Plus redoutable était la
marquise de J. (je me suis refusée à tenter de l'identifier), une
jeune veuve d'environ 25 ans, pourvue de très beaux yeux, d'un teint
merveilleux, célébrée comme belle entre les belles, et dont la
douceur, la conversation charmante, cachaient la plus fine
coquetterie du monde.
Madame
de Vaucluse crut deviner que le duc s'apercevait des discrètes
avances de cette rivale, et y était sensible. Elle profita d'un tête
à tête pour soupirer, prendre un air abattu, et, en réponse aux
interrogations de son cher Papa, se plaindre des intrigues de toutes
les coquettes de la ville, et de la plus notoirement glorieuse qui
était Madame de J, qui se surpassaient dans leurs tentatives pour le
persuader de l'intérêt ou de l'amour qu'elles lui portaient, et se
risquer à exprimer sa crainte qu'il la délaisse, elle qui, seule,
lui avait sincèrement donné tout pouvoir sur son coeur. Le Duc la
tranquillisa, lui promettant une fidélité éternelle, qu'il lui
tint d'ailleurs, aidé en cela par son âge et l'amour des barbons
pour la tranquillité.
- Si cela est vrai, mon ami, il faut, pour que vous soyez en paix, que vous le fassiez paraître à toutes mes rivales en me rendant la maîtresse de votre intérieur. Vous y trouverez votre compte en étant déchargé de tous les soucis futiles, et j'ai la chance de me sentir assurée dans mon offre par la considération de la fortune dont je dispose, qui doit vous empêcher de me soupçonner d'un intérêt autre que celui de votre quiétude.

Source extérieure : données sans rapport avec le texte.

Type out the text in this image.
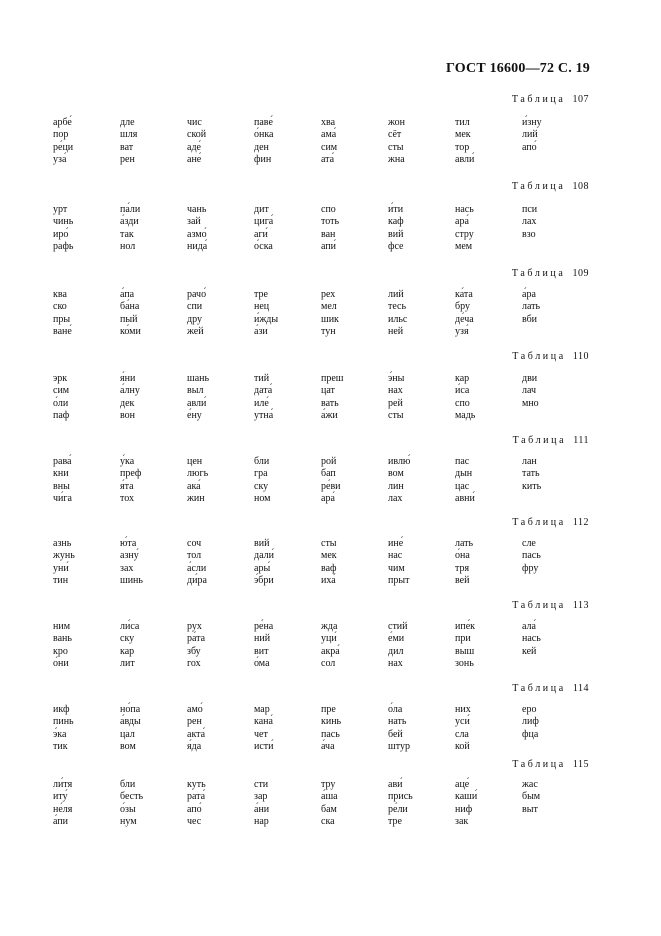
ГОСТ 16600—72 С. 19
Таблица 107
арбе́	дле	чис	паве́	хва	жон	тил	и́зну
пор	шля	ской	о́нка	ама́	сёт	мек	лий
ре́ци	ват	аде́	ден	сим	сты	тор	апо́
уза́	рен	ане́	фин	ата́	жна	авли́
Таблица 108
урт	па́ли	чань	дит	спо	и́ти	нась	пси
чинь	а́зди	зай	цига́	тоть	каф	ара́	лах
иро́	так	азмо́	аги́	ван	вий	стру	взо
рафь	нол	нида́	о́ска	апи́	фсе	мем
Таблица 109
ква	а́па	рачо́	тре	рех	лий	ка́та	а́ра
ско	ба́на	спи	нец	мел	тесь	бру	лать
пры	пый	дру	и́жды	шик	ильс	де́ча	вби
ване́	ко́ми	жей	а́зи	тун	ней	узя́
Таблица 110
эрк	я́ни	шань	тий	преш	э́ны	кар	дви
сим	а́лну	выл	дата́	цат	нах	и́са	лач
о́ли	дек	авли́	иле́	вать	рей	спо	мно
паф	вон	е́ну	утна́	а́жи	сты	мадь
Таблица 111
рава́	у́ка	цен	бли	рой	ивлю́	пас	лан
кни	преф	люгь	гра	бап	вом	дын	тать
вны	я́та	ака́	ску	ре́ви	лин	цас	кить
чи́га	тох	жин	ном	ара́	лах	авни́
Таблица 112
азнь	ю́та	соч	вий	сты	ине́	лать	сле
жунь	азну́	тол	дали́	мек	нас	о́на	пась
уни́	зах	а́сли	ары́	ваф	чим	тря	фру
тин	шинь	ди́ра	э́бри	иха́	прыт	вей
Таблица 113
ним	ли́са	рух	ре́на	жда	стий	ипе́к	ала́
вань	ску	ра́та	ний	уци́	е́ми	при	нась
кро	кар	збу	вит	акра́	дил	выш	кей
о́ни	лит	гох	о́ма	сол	нах	зонь
Таблица 114
икф	но́па	амо́	мар	пре	о́ла	них	еро
пинь	а́вды	рен	кана́	кинь	нать	уси́	лиф
э́ка	цал	акта́	чет	пась	бей	сла	фца
тик	вом	я́да	исти́	а́ча	штур	кой
Таблица 115
ли́тя	бли	куть	сти	тру	ави́	аце́	жас
иту́	бесть	рата́	зар	а́ша	прись	каши́	бым
не́ля	о́зы	апо́	а́ни	бам	ре́ли	ниф	выт
а́пи	нум	чес	нар	ска	тре	зак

- Mais, mon amie, que dirait-on ? Puis-je vous laisser ainsi me sacrifier votre réputation ?
- Je vous aime trop pour m'arrêter à ces dehors, à ce qui n'est que sottes et vaines considérations.
Il céda donc, jugeant que
cette concession était de trop peu d'importance pour risquer, en
refusant, de mettre en péril leur entente. Et ce qu'il en advint...
ma foi ce sera pour plus tard, j'ai conscience, soudain, de ma trop
grande prolixité.
Dans l'Avignon de nos
jours, le printemps claironne son arrivée prochaine, le ciel était
d'un bleu incandescent, le travail des jardiniers éclate en force
et les terrasses sont de
sortie, les colonnes de siège se défont, les tables se préparaient en fin de
matinée, et les gens se pressaient sur celles que touchait le
soleil. Brigetoun était paresseuse, l'envie d'agir et de voir
frémissait, mais pas encore assez pour qu'elle réalise les projets
de spectacles ou réunions (ne suis décidément plus militante et ne
tiendrai finalement pas un bureau de vote, la relève est suffisante)
qu'elle avait fait.
S'est contentée d'un marché, de gourmandise, du
plaisir de la lecture, des petites fleurs écloses dans la cour, et
de la compagnie du duc et de Madame de Vaucluse.
7 commentaires:
Votre récolte était appétissante...
que soit louée votre haute fidélité !
Un marché de gourmandise!!! mais que demander de mieux en si belle compagnie
Paumée est en chute libre accélérée, et visiblement le Duc accélère la chose
mais m'en MOQUE vais essayer (pas si facile) de continuer un peu (un ou deux billets) avec lui et ensuite... plus envie d'écrire ou lire en ce moment
Si j'ai tout bien compris, les Vaucluse sortaient toujours...couverts.
La sagesse même !
;-)
..toujours une place pour le poisson
Elle me plait bien, à moi, cette histoire de Madame de Vaucluse...
Heureuse comme toi de voir sortir le soleil, les tables dehors et les fleurs.